The offering focuses on non-US firms that score well on balance-sheet strength, profitability, and management quality. Idea generation relies on this team's global sector specialists, who scour the best ideas from J.P. Morgan's vast regional equity research teams, which cover approximately 2,500 stocks around the world, by viewing their research with a global lens. The global specialists ultimately rank stocks from A to C, with A representing their highest-conviction bets, a framework that helps form position-sizing decisions. The team is long-term-oriented—it sets five-year expected return targets—so it's no surprise that annual portfolio turnover trends around 30%. While management is willing to pay up for some growth-oriented opportunities, valuation is an important consideration as well. As a result, the portfolio is well-balanced from a style perspective, hence why it has historically landed in the core portion of the style box.
This best-ideas portfolio is fairly concentrated, comprising 40 to 50 stocks, although individual holdings are still typically capped at 5%. Management wants stock selection to drive returns, and while sector and country bets can deviate up to 20 percentage points relative to the MSCI ACWI ex USA Index, full use of that flexibility has been rare in practice.
JPMorgan International Focus shares many traits with its more diversified sibling JPMorgan International Equity, but there are some differences. International Focus is benchmarked to the broader MSCI ACWI ex USA category index (which includes emerging markets), but International Equity is benchmarked to the MSCI EAFE Index, which excludes emerging markets. As of December 2023, International Focus' 12% emerging-markets exposure was well above International Equity's 1% but still represented a sizable underweight compared with the category index's 19%. The MSCI EAFE Index also excludes Canada, so International Equity won’t own Canadian stocks, but they can be owned in International Focus. As of December 2023, International Focus had 4% allocated to Canada, less than the category index's 8%.
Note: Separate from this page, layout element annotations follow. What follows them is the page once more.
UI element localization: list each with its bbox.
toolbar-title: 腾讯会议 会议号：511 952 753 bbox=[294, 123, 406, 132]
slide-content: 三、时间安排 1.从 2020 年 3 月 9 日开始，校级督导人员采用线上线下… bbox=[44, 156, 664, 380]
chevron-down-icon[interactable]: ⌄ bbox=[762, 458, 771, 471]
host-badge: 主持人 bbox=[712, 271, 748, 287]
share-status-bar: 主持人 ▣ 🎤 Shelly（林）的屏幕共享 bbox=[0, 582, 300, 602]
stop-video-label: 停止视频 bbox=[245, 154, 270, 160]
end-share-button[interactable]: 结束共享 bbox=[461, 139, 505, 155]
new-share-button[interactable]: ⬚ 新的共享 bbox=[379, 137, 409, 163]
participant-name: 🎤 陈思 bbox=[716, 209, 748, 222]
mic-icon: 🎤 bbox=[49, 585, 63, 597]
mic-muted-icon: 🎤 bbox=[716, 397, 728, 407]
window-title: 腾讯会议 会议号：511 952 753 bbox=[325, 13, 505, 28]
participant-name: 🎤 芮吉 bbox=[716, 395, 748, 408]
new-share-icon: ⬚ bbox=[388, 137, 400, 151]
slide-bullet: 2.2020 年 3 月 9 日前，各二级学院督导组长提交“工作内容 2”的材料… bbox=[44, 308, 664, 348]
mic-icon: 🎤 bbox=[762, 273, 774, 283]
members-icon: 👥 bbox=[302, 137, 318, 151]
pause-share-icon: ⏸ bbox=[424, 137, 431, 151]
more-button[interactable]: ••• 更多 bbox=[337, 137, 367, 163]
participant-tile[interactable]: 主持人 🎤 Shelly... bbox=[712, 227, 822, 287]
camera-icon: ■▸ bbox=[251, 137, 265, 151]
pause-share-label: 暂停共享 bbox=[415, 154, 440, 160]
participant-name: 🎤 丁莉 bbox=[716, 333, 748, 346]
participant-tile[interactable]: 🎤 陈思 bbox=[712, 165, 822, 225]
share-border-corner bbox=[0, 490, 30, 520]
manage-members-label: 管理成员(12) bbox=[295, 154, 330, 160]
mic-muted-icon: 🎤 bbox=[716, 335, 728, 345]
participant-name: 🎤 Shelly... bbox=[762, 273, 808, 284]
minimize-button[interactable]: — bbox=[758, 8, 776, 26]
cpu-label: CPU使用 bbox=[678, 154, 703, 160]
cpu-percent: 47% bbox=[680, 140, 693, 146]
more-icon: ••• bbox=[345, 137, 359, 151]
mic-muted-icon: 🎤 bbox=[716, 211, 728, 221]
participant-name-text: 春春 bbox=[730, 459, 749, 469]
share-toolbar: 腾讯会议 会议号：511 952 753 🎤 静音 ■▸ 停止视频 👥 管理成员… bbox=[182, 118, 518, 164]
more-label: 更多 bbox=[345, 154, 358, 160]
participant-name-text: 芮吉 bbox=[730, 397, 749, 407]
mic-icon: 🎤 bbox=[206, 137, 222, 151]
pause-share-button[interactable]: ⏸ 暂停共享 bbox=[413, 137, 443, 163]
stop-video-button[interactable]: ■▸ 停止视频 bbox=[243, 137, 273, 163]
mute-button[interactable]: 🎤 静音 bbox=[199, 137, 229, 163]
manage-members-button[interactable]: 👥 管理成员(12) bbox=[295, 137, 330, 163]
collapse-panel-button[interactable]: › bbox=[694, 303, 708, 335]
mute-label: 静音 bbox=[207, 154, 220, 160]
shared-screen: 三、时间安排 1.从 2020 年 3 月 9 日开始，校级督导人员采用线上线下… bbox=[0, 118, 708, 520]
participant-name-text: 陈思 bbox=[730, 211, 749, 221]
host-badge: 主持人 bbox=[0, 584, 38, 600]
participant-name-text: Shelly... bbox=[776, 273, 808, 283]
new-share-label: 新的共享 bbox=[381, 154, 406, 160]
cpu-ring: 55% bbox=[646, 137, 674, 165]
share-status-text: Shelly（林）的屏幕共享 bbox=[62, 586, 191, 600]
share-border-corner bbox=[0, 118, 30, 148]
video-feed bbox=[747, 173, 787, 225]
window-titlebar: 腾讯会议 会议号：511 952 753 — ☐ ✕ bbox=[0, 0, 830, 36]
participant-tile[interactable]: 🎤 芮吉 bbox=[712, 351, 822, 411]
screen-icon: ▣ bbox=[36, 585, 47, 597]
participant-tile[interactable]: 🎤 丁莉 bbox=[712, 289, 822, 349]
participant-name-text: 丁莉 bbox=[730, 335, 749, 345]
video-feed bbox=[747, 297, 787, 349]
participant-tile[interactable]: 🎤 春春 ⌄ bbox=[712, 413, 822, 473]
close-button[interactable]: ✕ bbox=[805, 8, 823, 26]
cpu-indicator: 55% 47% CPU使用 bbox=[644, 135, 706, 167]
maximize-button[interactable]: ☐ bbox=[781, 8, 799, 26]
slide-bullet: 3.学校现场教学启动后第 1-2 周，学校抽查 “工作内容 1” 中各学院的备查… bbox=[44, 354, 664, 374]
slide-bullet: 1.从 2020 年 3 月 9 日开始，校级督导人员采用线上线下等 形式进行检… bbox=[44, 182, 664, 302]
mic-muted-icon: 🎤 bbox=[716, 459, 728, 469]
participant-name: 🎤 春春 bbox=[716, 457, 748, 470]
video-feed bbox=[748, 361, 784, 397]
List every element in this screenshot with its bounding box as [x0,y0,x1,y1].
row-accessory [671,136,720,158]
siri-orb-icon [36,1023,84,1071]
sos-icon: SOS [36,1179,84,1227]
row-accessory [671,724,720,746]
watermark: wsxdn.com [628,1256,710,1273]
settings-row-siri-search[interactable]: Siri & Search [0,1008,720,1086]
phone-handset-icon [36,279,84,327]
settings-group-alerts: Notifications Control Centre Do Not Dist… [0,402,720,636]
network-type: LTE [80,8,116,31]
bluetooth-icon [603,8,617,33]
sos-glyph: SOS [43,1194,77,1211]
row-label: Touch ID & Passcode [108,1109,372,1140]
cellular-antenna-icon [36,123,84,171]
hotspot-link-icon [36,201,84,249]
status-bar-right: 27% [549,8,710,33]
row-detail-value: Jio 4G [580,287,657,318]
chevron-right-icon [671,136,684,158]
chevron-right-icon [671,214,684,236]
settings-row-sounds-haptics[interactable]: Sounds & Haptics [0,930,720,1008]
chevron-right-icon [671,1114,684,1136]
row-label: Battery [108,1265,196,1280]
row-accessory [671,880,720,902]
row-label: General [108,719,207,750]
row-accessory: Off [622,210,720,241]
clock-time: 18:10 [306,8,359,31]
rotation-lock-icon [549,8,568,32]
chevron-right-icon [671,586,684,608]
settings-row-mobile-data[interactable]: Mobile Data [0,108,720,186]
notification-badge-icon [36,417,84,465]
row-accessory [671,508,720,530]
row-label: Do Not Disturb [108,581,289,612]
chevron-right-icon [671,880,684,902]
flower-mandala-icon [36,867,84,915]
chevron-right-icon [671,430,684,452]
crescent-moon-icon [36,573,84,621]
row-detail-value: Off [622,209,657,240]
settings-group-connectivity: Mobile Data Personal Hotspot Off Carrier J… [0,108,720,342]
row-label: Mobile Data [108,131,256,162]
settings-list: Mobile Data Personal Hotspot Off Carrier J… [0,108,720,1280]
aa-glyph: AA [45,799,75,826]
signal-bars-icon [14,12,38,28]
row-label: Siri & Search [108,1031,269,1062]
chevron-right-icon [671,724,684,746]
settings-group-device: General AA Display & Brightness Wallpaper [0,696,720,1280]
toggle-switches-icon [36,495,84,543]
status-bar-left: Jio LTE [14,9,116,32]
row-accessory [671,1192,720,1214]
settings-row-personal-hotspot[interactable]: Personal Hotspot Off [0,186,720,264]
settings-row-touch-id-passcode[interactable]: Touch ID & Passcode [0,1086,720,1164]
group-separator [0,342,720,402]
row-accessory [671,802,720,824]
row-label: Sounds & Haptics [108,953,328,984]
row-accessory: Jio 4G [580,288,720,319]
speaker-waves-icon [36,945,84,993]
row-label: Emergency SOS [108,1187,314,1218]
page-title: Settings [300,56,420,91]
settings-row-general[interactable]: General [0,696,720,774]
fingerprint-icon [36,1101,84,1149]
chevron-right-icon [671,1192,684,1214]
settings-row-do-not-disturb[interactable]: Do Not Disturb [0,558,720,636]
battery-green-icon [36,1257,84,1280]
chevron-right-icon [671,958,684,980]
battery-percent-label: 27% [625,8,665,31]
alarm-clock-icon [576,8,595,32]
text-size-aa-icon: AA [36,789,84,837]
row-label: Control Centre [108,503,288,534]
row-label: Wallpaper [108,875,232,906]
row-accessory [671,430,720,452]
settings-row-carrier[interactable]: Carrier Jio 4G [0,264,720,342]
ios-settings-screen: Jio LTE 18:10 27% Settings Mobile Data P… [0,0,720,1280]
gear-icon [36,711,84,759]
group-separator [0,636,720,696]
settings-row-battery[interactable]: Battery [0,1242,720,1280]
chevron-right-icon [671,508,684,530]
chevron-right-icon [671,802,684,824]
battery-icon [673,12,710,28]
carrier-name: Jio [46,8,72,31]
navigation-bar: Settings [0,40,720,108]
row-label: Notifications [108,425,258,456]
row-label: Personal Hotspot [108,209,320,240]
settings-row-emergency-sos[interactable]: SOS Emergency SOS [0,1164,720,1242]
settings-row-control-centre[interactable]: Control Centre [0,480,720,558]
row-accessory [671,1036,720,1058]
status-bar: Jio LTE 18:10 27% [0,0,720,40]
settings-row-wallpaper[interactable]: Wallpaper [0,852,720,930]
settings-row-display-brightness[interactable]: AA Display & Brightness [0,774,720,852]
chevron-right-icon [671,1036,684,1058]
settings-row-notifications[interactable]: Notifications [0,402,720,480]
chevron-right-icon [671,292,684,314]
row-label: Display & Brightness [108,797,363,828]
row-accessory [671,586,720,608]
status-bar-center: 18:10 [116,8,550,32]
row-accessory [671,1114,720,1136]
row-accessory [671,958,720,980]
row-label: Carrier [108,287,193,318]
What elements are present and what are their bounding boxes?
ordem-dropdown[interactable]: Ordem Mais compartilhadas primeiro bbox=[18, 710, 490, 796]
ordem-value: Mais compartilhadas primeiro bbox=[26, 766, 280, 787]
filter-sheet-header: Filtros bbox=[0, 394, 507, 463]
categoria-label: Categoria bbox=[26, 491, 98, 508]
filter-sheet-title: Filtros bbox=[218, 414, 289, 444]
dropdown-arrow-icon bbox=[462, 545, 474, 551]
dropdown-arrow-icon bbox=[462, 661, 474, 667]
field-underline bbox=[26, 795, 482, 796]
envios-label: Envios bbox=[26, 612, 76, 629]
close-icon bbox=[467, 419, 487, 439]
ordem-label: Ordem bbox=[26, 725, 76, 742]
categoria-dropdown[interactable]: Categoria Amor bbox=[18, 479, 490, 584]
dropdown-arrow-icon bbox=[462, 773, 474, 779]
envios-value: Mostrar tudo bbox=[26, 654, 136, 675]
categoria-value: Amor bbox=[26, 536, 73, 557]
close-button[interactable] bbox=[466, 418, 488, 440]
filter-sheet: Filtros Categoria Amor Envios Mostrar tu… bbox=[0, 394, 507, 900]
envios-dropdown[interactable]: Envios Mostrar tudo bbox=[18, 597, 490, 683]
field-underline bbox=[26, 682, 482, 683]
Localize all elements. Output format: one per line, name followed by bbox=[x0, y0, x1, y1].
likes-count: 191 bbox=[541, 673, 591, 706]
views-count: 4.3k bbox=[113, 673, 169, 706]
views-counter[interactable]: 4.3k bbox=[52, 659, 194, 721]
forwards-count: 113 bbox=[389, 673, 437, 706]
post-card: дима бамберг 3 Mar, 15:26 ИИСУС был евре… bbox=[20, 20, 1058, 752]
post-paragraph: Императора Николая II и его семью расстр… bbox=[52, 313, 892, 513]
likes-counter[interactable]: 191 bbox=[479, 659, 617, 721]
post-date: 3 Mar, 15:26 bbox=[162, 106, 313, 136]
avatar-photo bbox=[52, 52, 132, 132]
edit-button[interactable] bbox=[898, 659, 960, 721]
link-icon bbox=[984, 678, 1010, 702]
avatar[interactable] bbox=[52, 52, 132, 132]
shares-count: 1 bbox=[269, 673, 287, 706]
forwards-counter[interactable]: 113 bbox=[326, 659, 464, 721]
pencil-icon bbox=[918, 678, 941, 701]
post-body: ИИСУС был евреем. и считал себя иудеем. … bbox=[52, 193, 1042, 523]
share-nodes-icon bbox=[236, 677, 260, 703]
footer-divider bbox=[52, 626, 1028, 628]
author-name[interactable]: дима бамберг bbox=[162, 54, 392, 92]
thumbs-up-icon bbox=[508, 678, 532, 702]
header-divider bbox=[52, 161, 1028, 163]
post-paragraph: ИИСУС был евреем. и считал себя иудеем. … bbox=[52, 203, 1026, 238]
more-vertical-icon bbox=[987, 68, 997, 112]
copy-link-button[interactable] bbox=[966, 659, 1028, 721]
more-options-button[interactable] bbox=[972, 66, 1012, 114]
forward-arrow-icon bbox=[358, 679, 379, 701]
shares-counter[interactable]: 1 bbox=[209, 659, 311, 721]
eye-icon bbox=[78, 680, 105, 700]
Portfolio exposures reinforce that management is cognizant of balancing quality and valuation. Indeed, quality metrics like returns on invested capital have trended above the category index. At the same time, price multiples like price/earnings have typically been slightly higher than the category index over the years but well below the growth version of the index.
Japan has become a growing area of interest for the team, partially owing to improving corporate governance. The team added a handful of Japanese holdings since mid-2022 (through December 2023), including banking firm Mitsubishi UFJ Financial Group. That helps explain the portfolio’s Japan stake rising to 13% from 6% during the same period, now closely in line with the category index's 14%.